Two Recipes for Beer Bread

with variations


Recipe #1

3 C self-rising flour
1 T sugar (optional)
1 normal sized can beer (room temperature)
1 egg
1 T water

variations

3 C self-rising flour
2 C cheddar cheese
2 T Caraway or dill
1 chopped jalapeno
2 C minced tomatoes
1 t each oregano, basil & thyme
1/2 C chopped fresh basil
1/2 C grated Parmesean cheese

Preheat oven to 375. Combine flour and sugar and any optional ingredients you choose, pour in beer and stir until moist. Pour batter into greased & floured loaf pan and let sit for about 15 min. to rise. Dough will be gooey. Beat egg and water together. Brush top with egg mixture and bake for about an hour or until pick comes out clean. When done, brush top with butter.

I like to do just the cheeses, or cheese and herbs together, or cheese and jalapenos, orherbs and tomatoes, or tomatoes and cheese, or cheese, tomatoes and herbs, or just herbs.

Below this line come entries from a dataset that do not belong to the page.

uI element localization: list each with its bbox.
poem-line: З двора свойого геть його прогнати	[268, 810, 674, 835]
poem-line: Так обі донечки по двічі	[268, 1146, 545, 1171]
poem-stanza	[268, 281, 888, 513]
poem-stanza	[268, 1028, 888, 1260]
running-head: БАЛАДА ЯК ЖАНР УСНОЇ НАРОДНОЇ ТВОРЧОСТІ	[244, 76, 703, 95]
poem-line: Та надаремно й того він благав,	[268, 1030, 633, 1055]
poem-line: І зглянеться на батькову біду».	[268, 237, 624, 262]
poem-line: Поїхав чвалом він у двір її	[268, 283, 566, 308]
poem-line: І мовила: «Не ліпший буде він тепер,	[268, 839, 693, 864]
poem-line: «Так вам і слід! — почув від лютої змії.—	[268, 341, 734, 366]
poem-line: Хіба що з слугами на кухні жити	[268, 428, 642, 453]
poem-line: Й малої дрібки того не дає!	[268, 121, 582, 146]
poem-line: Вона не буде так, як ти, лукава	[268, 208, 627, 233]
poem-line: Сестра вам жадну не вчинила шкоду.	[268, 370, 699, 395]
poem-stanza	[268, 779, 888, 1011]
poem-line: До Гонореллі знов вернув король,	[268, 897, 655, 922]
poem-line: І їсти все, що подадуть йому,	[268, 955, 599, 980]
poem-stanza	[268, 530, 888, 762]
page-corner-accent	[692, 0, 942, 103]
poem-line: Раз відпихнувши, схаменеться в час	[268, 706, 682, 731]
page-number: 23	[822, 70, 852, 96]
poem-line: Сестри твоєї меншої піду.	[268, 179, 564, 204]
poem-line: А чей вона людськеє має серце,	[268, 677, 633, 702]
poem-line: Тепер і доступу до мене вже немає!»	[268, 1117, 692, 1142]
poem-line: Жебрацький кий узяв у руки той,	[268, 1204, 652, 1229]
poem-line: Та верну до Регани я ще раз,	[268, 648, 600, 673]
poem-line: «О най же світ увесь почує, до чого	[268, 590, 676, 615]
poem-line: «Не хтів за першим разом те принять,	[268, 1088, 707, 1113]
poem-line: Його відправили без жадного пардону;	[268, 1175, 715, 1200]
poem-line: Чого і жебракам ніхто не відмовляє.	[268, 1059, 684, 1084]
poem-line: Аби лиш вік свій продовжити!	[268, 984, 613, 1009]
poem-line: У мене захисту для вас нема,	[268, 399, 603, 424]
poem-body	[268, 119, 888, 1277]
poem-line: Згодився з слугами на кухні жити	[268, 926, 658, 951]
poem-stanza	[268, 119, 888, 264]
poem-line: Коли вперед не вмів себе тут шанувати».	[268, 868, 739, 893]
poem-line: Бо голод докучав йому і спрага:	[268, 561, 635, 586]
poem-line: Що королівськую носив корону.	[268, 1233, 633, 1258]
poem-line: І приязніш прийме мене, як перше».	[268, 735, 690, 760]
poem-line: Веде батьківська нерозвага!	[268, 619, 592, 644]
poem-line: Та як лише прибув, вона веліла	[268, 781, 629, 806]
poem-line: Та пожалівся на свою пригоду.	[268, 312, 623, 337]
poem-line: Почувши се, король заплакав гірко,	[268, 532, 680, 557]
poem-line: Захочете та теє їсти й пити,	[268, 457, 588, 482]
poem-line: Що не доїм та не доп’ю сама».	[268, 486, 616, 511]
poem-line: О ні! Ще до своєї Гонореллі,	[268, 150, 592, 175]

Basically, just use your imagination and try what sounds good.


Recipe #2

3 C Flour (NOT Self-Rising)
1 T Honey or Sugar
4 t Baking powder
12 oz Beer (room temperature)
2 t Salt

variations

3 C self-rising flour
2 C cheddar cheese
2 T Caraway or dill
1 chopped jalapeno
2 C minced tomatoes
1 t each oregano, basil & thyme
1/2 C chopped fresh basil
1/2 C grated Parmesean cheese

Grease 9x5x3" loaf pan and preheat oven to 350. Mix flour, salt, baking power and any optional ingredients you choose together in a large bowl. Add beer and honey. Stir together until well mixed. Spread batter in prepared pan. Bake for 45 min or until browned and a wooden pick comes out clean. Turn out on cooling rack. Cool completely before slicing.

I like to do just the cheeses, or cheese and herbs together, or cheese and jalapenos, orherbs and tomatoes, or tomatoes and cheese, or cheese, tomatoes and herbs, or just herbs. Basically, just use your imagination and try what sounds good.